33-year-old Trina Merry camouflages her models with city landscapes, including the Manhattan Bridge and Empire State Building.
“This is kind of my way of connecting with the city and trying to understand it a little bit better,” she says.
Her art form is the result of a meticulous process that relies on models to hold their pose perfectly still for hours, even with the distraction of passers-by on busy city streets.
"A big misconception that people have is that I'm just a street performer when I make work outside of the studio, and I've had people come up and try to give me money and I always say, no, thank you. This is art, it's free for everybody," she says.
Model, Jessica Mellow is wearing only bikini bottoms and a pair of running shoes.
"It feels great to be painted, it's actually really exciting and you feel the transformation process. The brush itself, it's really soft. It feels more like a massage," she says.

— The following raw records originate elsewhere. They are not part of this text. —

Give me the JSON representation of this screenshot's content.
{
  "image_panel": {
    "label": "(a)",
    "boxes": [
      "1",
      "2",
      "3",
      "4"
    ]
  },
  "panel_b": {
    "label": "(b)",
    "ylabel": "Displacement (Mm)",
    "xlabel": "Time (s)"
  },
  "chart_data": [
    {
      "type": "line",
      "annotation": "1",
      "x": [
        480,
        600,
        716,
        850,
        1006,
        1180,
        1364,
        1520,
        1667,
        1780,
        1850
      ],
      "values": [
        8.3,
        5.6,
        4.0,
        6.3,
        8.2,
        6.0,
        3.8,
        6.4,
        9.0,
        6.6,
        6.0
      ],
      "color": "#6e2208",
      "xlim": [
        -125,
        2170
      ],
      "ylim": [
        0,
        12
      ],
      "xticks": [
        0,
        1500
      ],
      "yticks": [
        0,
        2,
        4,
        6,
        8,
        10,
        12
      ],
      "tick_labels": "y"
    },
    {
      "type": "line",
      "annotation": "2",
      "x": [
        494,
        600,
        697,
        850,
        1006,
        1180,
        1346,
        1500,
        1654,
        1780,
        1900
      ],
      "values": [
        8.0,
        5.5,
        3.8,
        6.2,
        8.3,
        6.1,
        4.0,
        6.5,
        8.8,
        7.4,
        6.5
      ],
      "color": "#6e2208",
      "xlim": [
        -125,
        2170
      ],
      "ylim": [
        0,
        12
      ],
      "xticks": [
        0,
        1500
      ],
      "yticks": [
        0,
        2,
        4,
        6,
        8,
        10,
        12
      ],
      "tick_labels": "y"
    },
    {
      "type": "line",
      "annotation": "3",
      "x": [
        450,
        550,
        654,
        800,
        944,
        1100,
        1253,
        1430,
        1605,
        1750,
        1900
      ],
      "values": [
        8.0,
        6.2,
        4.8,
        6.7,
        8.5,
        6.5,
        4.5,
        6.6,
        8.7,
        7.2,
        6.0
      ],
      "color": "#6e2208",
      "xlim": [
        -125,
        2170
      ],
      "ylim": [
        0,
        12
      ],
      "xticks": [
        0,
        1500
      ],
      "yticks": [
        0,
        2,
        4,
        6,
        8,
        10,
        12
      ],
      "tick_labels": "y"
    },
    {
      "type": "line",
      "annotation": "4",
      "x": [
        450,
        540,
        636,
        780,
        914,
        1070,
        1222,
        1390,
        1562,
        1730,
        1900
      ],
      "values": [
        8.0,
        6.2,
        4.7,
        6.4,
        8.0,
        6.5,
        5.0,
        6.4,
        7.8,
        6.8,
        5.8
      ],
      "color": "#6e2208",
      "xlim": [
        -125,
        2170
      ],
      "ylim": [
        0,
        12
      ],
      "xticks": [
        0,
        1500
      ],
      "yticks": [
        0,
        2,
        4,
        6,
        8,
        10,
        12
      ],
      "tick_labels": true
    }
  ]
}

Merry says it takes about six hours to complete a work, which is preserved in photographs before it is quickly washed away. Merry carefully checks weather forecasts to make sure there is no chance of rain.
"There's only one angle and one place where you can take this photograph, and I have to keep running back and checking and making sure that I'm lining up everything," she says.
New York City's relatively liberal laws that allow a woman to stand topless in the middle of a busy street help the process, but police intervention still needs to occasionally be dealt with.
But she says the end result is always worth the trouble.